Se é suficientemente estranho (e raro) encontrar espécies em que as fêmeas têm pénis e os machos apenas vaginas, ainda mais surpreendente é perceber que estes pénis evoluíram de forma independente em dois grupos de insetos das cavernas aparentados —os Neotrogla da América do Sul e os Afrotogla do sul da África.
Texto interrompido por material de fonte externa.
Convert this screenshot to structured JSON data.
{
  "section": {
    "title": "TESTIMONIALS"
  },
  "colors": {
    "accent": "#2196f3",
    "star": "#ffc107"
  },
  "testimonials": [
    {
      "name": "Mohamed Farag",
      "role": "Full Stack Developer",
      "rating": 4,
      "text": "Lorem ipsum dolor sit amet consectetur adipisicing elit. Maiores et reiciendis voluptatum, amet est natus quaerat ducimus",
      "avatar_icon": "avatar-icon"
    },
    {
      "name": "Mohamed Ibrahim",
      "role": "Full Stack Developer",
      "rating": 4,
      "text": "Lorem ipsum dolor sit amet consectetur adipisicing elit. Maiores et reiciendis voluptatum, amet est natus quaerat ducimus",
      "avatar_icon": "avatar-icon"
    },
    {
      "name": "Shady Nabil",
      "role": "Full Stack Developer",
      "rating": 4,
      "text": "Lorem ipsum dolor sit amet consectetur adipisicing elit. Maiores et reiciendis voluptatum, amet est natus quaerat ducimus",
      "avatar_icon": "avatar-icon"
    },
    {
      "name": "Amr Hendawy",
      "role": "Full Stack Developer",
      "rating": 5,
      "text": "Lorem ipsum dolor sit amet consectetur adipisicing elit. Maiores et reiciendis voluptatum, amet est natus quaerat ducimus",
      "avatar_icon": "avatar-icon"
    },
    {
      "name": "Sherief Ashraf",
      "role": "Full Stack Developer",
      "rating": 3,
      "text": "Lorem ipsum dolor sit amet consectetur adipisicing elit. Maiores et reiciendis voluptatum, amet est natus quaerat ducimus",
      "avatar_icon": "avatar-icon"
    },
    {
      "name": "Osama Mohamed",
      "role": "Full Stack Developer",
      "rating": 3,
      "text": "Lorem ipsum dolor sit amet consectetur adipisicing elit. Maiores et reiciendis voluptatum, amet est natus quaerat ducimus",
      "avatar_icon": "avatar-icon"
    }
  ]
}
Os resultados foram publicados na revista científica Biology Letters.

O alimento nas cavernas não abunda, nem mesmo para os insetos que têm o árduo trabalho de raspar material orgânico das superfícies. Por isso, algumas espécies de fêmeas terão evoluído no sentido de se tornarem mais competitivas na busca por alimento — e por parceiro sexual. Até porque o sémen dos machos é altamente nutritivo.

Este incentivo nutricional faz com que as fêmeas procurem ativamente machos com quem acasalar e se esforcem por manter cópulas prolongadas — numa das espécies, por exemplo, pode chegar às 70 horas. Aos machos, às vezes presos por pénis com pequenos espinhos, não lhes resta alternativa se não continuar a fornecer sémen às fêmeas (uma vez que, apesar de não terem pénis, o sémen é sempre produzido pelos machos). Aqui, a competição das fêmeas não é só para garantir que deixam descendentes, mas para assegurarem a própria sobrevivência.

O macho (à esquerda) e a fêmea (à direita) de ‘Neotrogla curvata’ durante o acasalamento. O pénis da fêmea (destacado a vermelho) tem a base inchada para servir de âncora — Yoshizawa et al. Biology Letters, Nov. 21, 2018

A análise morfológica dos pénis de Neotrogla e Afrotogla — há ainda um terceiro grupo aparentado, mas as fêmeas não têm órgãos tão desenvolvidos —, assim como a geografia e a árvore evolutiva, levaram os investigadores a concluir que os pénis evoluíram de forma independente nos dois géneros de psocídeos (os tais insetos das cavernas). Mais: mesmo dentro dos Neotrogla (o grupo da América do Sul), uma das espécies acabou por simplificar o tipo de pénis e perdeu os espinhos. Para esta espécie, a pressão dos predadores pode ser menor ou os machos podem ter um papel mais ativo na escolha das parceiras, apontam os investigadores.

Do lado dos machos também houve evolução: para as espécies cuja fêmea tem espinhos, as vaginas têm bolsas para acomodar esses espinhos, de tal forma que os investigadores não encontraram lesões nos machos resultantes da cópula, ainda que estes machos possam ser forçados ao acasalamento. A quantidade de sémen nutritivo que o macho oferece à fêmea pode, segundo a equipa, depender do estímulo que esta lhe consegue dar durante a reprodução.

Perceber a evolução dos pénis destas fêmeas cavernícolas pode trazer mais informação do que os hábitos invulgares destes insetos com órgãos genitais trocados — pode mesmo ajudar a explicar a evolução e enorme diversidade dos pénis de machos das outras espécies de animais. “Uma das mais importantes funções do pénis e da vagina é assegurar a entrega do sémen em meios não aquáticos. Contudo, acho que a seleção sexual é um fator mais importante para a evolução dos pénis dos machos”, diz Kazunori Yoshizawa, investigador na Universidade Hokkaido (Japão) e coordenador do trabalho.